Никита, согнувшийся, обрюзглый, с затуманенными глазами, колотил кулаком по столу и ораторствовал:
— И ругается… Пущай ругается… Бить нас мало… Бить мало.
— А ежели порядок такой? — возражает ему его толстый хозяин.
— Бить… За порядок и бить… Сорок годов хожу на плотах, ты еще мальчонком эконьким бегал, а теперь и пузо отрастил и…
— Благодать господня…
— Нет, ты ногу покажи…
Хозяин выставил чищеный сапог в высокой калоше.
— А это что? А? Оттого ты и пузо отрастил, от жадности… С того пятак, с того пятак — вот и пузо и нога… Нешто это нога хрестьянина… От жадности полтора сапога надето… — сказал Никита, указывая на сапоги с калошами.
— Кешка, брось! А ты выпей лучше… Хозяин налил стакан.
— Отравы-то?.. Вот кабы не эта отрава-то, так где бы ты полтора сапога взял? Сорок годов на плотах хожу, чугунки не было, по Можайке мы хаживали еще,
ассигнациями получали и домой носили… А потому отравы не было и полтора сапога не видали…
Никита выпил залпом стакан и понюхал кусок кренделя.
— Бить нас надо за отраву-то… Вот бабы — во у кого учиться… Сердешная калачика не купит, все домой несет, а отчего? Потому отравы не знает… Верно я говорю? — говорил Никита коснеющим языком.
— Верно.
Хозяин встал и пошел к буфету.
Никита выбросил на стол четыре рублевые бумажки и немного меди и крикнул:
— Вишь денег колько? Еще полуштоф — живо!
На стул, с которого встал хозяин, сел золоторотец.
— Друг, верно я говорю — бить надо.
— Верно, — соглашается тот, косясь на деньги.
— А коли верно, значит, выпьем…
— Угостите, коли милость будет…
— И угощу… Ежели я недели мокнул, ежели я свое дело справил, значит… Покажи ногу!
Золоторотец конфузливо выдвинул из-под стола рваный, грязный лапоть.
— Где полтора сапога… А? — Никита потянулся к ноге золоторотца, стараясь схватить ее руками, и упал под стол.
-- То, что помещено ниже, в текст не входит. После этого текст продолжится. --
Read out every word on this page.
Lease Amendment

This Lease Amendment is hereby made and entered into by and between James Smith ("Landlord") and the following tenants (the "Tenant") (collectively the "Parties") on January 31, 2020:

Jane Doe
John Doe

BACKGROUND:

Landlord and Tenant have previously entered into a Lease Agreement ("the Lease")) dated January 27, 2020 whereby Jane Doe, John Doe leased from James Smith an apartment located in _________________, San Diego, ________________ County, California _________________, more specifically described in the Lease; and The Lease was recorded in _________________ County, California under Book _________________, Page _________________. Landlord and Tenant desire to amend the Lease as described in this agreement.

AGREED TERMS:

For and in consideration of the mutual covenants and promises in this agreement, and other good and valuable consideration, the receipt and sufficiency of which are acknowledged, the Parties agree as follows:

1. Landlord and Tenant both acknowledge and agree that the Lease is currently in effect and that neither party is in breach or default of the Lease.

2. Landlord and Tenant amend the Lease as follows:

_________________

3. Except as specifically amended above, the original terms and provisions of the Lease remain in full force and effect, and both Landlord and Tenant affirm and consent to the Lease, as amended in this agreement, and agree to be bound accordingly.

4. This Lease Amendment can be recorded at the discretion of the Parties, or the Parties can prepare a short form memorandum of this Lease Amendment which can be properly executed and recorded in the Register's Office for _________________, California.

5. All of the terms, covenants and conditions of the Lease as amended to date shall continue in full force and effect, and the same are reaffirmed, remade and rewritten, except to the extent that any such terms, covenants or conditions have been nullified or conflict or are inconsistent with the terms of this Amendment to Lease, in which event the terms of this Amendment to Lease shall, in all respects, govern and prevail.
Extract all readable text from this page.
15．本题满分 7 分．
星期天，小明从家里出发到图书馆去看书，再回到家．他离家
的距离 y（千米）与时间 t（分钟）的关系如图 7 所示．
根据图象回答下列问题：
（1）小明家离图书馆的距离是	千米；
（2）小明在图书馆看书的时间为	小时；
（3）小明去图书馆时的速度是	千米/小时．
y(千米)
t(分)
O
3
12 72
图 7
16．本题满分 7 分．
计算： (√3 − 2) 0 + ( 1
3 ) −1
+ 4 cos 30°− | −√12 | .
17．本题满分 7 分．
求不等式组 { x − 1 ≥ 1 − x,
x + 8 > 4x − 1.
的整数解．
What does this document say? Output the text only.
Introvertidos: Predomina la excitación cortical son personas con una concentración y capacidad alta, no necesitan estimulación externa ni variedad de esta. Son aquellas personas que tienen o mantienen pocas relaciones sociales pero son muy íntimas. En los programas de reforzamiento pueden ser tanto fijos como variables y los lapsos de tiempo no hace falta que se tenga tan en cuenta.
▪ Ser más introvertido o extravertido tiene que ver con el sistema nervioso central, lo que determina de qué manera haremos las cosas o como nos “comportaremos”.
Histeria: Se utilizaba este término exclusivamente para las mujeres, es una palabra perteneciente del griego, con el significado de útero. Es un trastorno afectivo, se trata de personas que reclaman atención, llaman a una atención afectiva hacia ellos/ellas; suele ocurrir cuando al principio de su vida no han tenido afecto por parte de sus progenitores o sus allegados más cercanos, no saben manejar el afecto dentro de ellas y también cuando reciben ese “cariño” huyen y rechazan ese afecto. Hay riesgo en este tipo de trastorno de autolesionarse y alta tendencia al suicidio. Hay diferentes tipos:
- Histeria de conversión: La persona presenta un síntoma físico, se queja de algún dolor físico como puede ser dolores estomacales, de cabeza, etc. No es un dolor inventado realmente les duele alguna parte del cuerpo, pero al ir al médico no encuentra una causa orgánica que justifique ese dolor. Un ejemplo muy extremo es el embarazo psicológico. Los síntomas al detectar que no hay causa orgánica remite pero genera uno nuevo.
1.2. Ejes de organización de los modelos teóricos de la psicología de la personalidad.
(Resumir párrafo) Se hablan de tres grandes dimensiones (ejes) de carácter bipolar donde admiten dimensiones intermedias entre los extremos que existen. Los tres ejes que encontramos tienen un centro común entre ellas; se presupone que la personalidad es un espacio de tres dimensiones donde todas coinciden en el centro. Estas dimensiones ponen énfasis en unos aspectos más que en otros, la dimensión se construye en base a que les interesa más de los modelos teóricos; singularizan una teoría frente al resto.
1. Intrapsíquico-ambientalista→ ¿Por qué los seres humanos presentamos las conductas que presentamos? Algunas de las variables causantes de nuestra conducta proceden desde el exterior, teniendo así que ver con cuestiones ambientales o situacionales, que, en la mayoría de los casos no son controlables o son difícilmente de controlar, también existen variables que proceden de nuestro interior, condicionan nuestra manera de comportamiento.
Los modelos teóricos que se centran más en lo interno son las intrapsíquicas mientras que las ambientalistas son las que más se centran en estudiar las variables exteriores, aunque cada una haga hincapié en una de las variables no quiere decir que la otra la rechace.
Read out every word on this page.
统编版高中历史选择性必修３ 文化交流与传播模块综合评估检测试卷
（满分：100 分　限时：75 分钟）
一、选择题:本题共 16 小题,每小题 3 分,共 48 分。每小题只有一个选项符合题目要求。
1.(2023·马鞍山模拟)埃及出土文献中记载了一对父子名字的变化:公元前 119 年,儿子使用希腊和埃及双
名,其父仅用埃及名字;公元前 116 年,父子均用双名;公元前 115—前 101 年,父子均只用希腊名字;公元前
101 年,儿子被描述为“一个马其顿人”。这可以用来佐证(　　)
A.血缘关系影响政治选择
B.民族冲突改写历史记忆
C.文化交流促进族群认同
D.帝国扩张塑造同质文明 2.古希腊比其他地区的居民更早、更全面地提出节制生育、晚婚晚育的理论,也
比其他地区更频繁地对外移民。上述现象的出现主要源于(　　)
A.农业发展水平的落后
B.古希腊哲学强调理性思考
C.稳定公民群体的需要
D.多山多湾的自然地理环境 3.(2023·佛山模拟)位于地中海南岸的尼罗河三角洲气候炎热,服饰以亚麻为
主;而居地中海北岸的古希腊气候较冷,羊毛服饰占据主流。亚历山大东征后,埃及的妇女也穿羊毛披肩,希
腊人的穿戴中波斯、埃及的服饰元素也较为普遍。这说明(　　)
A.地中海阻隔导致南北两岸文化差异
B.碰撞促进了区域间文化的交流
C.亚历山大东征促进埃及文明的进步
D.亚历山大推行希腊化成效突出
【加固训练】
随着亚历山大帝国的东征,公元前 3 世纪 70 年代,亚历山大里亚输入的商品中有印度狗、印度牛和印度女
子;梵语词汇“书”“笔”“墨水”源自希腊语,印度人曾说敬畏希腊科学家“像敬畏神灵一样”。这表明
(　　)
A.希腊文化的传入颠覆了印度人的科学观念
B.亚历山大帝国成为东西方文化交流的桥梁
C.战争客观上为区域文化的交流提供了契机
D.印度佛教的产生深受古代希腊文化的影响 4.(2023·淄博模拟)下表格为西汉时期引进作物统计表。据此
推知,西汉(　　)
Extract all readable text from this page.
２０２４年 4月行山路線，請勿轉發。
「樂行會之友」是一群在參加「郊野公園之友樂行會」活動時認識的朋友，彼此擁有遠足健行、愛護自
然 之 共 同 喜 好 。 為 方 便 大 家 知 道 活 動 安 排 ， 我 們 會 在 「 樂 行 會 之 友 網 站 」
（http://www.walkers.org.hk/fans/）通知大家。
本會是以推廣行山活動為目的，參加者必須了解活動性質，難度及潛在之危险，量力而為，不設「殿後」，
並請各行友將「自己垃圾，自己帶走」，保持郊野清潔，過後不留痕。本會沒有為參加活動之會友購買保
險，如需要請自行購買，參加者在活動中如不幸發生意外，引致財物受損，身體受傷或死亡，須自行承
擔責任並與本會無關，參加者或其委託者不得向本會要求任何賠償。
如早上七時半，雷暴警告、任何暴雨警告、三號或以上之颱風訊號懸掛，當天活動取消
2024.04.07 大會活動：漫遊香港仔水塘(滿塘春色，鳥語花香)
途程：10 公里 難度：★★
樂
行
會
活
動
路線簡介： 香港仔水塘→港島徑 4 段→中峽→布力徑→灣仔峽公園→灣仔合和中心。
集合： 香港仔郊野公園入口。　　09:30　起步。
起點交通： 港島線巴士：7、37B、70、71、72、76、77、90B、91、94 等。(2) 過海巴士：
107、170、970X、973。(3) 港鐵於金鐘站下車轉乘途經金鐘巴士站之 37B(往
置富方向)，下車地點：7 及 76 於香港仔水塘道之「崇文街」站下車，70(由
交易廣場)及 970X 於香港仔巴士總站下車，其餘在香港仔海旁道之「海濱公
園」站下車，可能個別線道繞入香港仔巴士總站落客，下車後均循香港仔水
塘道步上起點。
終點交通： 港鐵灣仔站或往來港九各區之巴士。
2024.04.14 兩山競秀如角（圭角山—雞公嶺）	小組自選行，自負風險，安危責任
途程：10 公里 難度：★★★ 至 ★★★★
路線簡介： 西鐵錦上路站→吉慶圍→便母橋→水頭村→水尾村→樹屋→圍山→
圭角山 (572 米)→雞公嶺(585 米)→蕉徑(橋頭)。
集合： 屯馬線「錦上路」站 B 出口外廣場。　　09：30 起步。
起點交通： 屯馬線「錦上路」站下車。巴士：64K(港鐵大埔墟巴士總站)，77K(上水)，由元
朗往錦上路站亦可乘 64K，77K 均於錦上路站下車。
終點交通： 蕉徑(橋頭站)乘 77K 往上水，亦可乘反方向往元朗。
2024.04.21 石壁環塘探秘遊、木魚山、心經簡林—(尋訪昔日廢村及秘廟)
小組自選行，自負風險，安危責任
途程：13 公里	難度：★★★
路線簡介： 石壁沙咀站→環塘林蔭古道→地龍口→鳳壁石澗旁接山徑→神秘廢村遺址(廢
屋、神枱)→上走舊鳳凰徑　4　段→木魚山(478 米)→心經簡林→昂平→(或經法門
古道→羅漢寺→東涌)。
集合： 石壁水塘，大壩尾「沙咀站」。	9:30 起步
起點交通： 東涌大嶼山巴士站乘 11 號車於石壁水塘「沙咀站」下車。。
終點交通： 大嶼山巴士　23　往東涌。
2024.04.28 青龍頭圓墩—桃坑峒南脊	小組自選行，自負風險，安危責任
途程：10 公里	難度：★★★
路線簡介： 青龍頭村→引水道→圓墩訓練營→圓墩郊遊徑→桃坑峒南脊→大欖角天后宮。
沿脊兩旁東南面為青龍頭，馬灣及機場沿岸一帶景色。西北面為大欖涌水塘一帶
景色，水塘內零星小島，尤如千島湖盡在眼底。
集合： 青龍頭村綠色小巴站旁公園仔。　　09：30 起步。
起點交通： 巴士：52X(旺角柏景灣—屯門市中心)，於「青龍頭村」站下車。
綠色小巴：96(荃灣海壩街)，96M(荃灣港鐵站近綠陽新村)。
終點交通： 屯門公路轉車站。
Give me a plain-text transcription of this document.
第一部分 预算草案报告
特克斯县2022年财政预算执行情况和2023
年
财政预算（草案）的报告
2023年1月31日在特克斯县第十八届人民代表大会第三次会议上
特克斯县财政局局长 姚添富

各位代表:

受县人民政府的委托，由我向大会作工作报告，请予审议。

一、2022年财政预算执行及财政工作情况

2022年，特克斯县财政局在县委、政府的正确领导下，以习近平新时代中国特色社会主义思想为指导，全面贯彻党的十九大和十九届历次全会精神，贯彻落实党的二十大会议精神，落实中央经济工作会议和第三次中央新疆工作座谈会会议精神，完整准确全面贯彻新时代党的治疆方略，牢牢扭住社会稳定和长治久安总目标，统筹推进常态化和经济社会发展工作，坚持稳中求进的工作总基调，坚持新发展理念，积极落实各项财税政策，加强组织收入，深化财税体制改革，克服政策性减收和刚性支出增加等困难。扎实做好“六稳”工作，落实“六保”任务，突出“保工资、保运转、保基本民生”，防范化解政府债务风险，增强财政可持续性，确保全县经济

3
Золоторотец бросил свою рваную шапку на стол, прикрыл ею рублевки, огляделся, взял шапку вместе с деньгами и исчез в дверь…
Воля покойного
Федот Ильич не был человеком с характером, как это казалось его окружающим, — он просто обладал упорством несокрушимым.
— Что заладил, тому и быть!
А заладил он после смерти своей жены, что духовного завещания никогда составлять не будет и что все его состояние должно перейти только законному наследнику.
— Воля моя непреклонна! — любил он повторять в беседах с друзьями.
С единственным сыном у него были не то лады, а не то нелады. Сын, многосемейный работник, ушел после женитьбы от отца и вел свое небольшое дело.
Между отцом и сыном стояли капиталы первого, но все-таки они взаимно любили друг друга. Как-то, последние дни, отец даже был у сына в гостях на даче и
говорил:
— Вот рай истинный! — И ласкал внучат.
Одиноко жил он, видаясь изредка с двумя-тремя стариками, приятелями далекой юности, да окруженный разными бедными родственницами, а иногда проходимцами разных полетов, охотившимися за его капиталами, нажитыми упорным, честным трудом ремесленника и приумноженными старческой скупостью.